Abstract
Transverse aortic constriction (TAC) is a well-established model of pressure overload-induced cardiac hypertrophy and failure in mice. The degree of constriction “tightness” dictates the TAC severity and is determined by the gauge (G) of needle used. Though many reports use the TAC model, few studies have directly compared the range of resulting phenotypes. In this study adult male mice were randomized to receive TAC surgery with varying degrees of tightness: mild (25G), moderate (26G) or severe (27G) for 4 weeks, alongside sham-operated controls. Weekly echocardiography and terminal haemodynamic measurements determined cardiac remodelling and function.
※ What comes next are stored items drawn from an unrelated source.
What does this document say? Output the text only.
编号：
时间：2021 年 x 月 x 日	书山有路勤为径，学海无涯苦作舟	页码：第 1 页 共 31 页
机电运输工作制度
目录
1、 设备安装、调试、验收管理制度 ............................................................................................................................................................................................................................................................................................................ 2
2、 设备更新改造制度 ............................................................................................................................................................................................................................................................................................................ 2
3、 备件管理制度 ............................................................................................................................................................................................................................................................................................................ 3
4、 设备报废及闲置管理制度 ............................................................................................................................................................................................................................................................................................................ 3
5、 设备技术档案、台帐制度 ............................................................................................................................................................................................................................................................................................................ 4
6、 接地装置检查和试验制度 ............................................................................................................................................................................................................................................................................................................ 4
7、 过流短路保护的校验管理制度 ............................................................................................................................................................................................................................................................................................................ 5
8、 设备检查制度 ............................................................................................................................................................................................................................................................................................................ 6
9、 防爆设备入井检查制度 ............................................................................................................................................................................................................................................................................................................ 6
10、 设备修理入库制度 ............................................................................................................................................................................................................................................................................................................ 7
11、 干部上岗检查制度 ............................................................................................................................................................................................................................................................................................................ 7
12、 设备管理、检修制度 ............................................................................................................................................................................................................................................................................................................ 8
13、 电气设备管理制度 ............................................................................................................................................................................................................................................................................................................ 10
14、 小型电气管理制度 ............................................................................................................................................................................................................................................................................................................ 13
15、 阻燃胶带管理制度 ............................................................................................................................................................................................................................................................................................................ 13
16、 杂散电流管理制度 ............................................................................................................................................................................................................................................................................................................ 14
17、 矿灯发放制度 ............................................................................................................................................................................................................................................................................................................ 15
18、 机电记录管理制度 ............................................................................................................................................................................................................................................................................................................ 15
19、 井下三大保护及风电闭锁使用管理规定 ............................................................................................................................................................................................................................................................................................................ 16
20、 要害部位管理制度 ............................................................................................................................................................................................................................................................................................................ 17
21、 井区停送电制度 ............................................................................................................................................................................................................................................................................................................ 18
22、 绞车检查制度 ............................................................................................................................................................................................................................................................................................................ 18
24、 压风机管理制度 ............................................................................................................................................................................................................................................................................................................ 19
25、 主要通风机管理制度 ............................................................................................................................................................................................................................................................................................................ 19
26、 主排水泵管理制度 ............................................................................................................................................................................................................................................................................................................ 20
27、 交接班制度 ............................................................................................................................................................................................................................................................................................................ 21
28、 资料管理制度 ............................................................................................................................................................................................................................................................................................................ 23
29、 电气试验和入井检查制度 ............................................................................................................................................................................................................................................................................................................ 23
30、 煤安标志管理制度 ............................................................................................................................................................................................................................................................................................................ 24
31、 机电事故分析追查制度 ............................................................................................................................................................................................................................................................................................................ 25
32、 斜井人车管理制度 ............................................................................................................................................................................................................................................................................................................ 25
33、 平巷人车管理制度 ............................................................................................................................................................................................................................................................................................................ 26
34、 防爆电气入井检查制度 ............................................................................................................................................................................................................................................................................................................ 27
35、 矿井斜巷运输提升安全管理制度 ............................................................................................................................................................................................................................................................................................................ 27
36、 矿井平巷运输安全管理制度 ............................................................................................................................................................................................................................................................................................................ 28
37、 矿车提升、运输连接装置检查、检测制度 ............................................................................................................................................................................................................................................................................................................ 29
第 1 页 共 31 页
All TAC models induced significant, severity-dependent left ventricular hypertrophy and diastolic dysfunction compared to sham mice. Mice subjected to 26G TAC additionally exhibited mild systolic dysfunction and cardiac fibrosis, whereas mice in the 27G TAC group had more severe systolic and diastolic dysfunction, severe cardiac fibrosis, and were more likely to display features of heart failure, such as elevated plasma BNP. We also observed renal atrophy in 27G TAC mice, in the absence of renal structural, functional or gene expression changes. 25G, 26G and 27G TAC produced different responses in terms of cardiac structure and function. These distinct phenotypes may be useful in different preclinical settings.
Highlights
Transverse aortic constriction (TAC) is one of the most common surgical models of pressure overload-induced cardiac hypertrophy and heart failure[9,10]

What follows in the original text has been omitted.